La « pluriactivité » recouvre des situations très variées : des activités salariées et/ou non salariées, des activités très mobiles mais aussi des situations très proches de celles du détachement dans un seul État membre : il s'agit des détachements successifs d'une personne dans deux États au moins sur 12 mois.

Un renforcement des règles relatives au détachement dans un seul État ne pourra que favoriser un recours accru à la « pluriactivité » au cours des prochaines années, si rien n'est fait pour un renforcement similaire du cadre juridique de la « pluriactivité ».

Dans le cadre de la révision des règlements de coordination des régimes de sécurité sociale, les autorités françaises ont formulé des propositions en vue de renforcer le cadre juridique. Le renforcement des dispositions en matière de détachement pourrait, en effet, induire un recours encore plus accru au statut de travailleur pluriactif. Le Gouvernement a ainsi proposé la limitation de la durée de validité du formulaire en cas de pluriactivité à 2 ans, l'application de la législation de l'État du siège de l'employeur à l'exercice d'une activité substantielle dans celui-ci et, à défaut, l'application de la législation de l'État où le salarié exerce son activité de manière prépondérante. Il entend également revenir sur la primauté systématique du régime de sécurité sociale de l'État de l'activité salariée en cas d'exercice simultané d'une activité non salariée. Des pratiques artificielles d'optimisation sociale ont, en effet, été observées en la matière.
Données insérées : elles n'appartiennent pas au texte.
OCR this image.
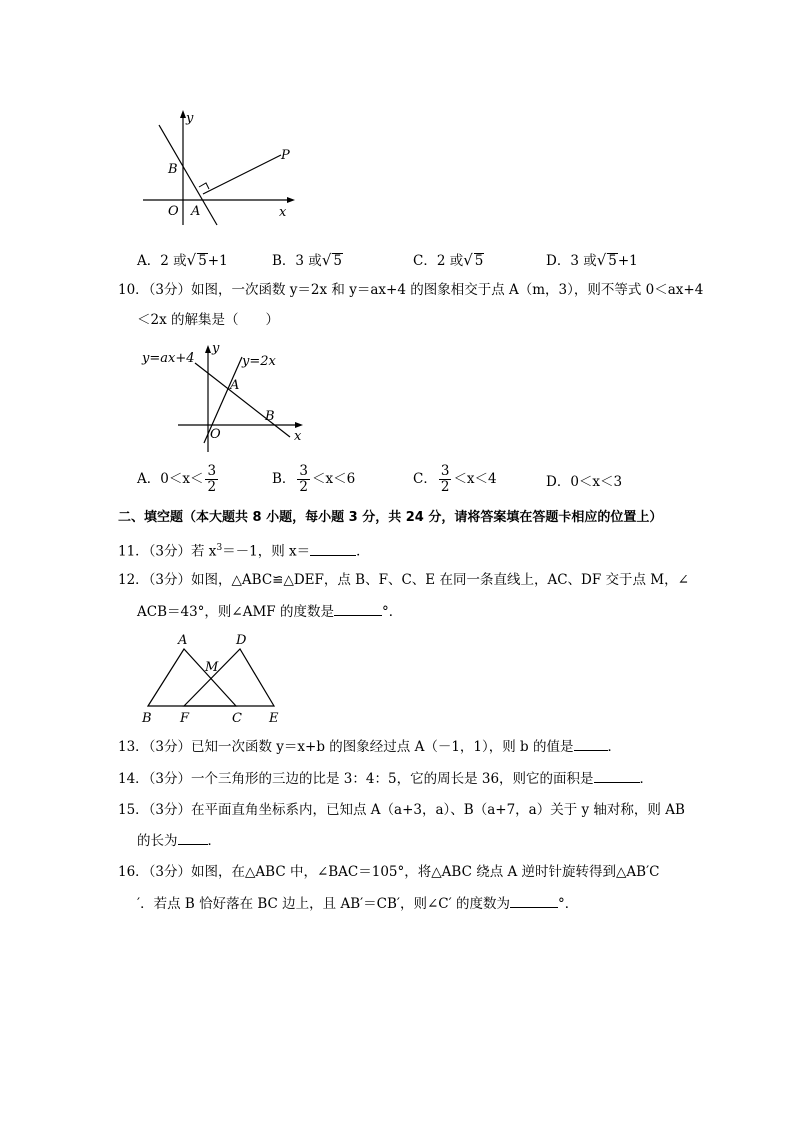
y
x
O A
B
P
A．2 或√ 5+1	B．3 或√ 5	C．2 或√ 5	D．3 或√ 5+1
10．（3分）如图，一次函数 y＝2x 和 y＝ax+4 的图象相交于点 A（m，3），则不等式 0＜ax+4
＜2x 的解集是（　　）
y=ax+4	y=2x
y
x
O
A
B
A．$0<x< \frac{3}{2}$	B． $\frac{3}{2} <x<6$	C． $\frac{3}{2} <x<4$	D．0＜x＜3
二、填空题（本大题共 8 小题，每小题 3 分，共 24 分，请将答案填在答题卡相应的位置上）
11．（3分）若 $x^3=-1$，则 x＝	．
12．（3分）如图，△ABC≌△DEF，点 B、F、C、E 在同一条直线上，AC、DF 交于点 M，∠
ACB＝43°，则∠AMF 的度数是	°．
A	D
M
B F	C E
13．（3分）已知一次函数 y＝x+b 的图象经过点 A（－1，1），则 b 的值是	．
14．（3分）一个三角形的三边的比是 3：4：5，它的周长是 36，则它的面积是	．
15．（3分）在平面直角坐标系内，已知点 A（a+3，a）、B（a+7，a）关于 y 轴对称，则 AB
的长为 ．
16．（3分）如图，在△ABC 中，∠BAC＝105°，将△ABC 绕点 A 逆时针旋转得到△AB′C
′．若点 B 恰好落在 BC 边上，且 AB′＝CB′，则∠C′ 的度数为	°．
Pour l'heure, seule l'introduction d'une condition d'activité substantielle de l'employeur dans l'État a pu être abordée au Conseil. L'opposition d'un certain nombre d'États a néanmoins conduit au retrait de cette mesure.


* 35 Passer de la défiance à la confiance : pour une commande publique plus favorable aux PME. Rapport d'information n°82 (2015-2016) de M. Martial Bourquin au nom de la mission commune d'information sur la commande publique du Sénat, présidée par M. Philippe Bonnecarrère.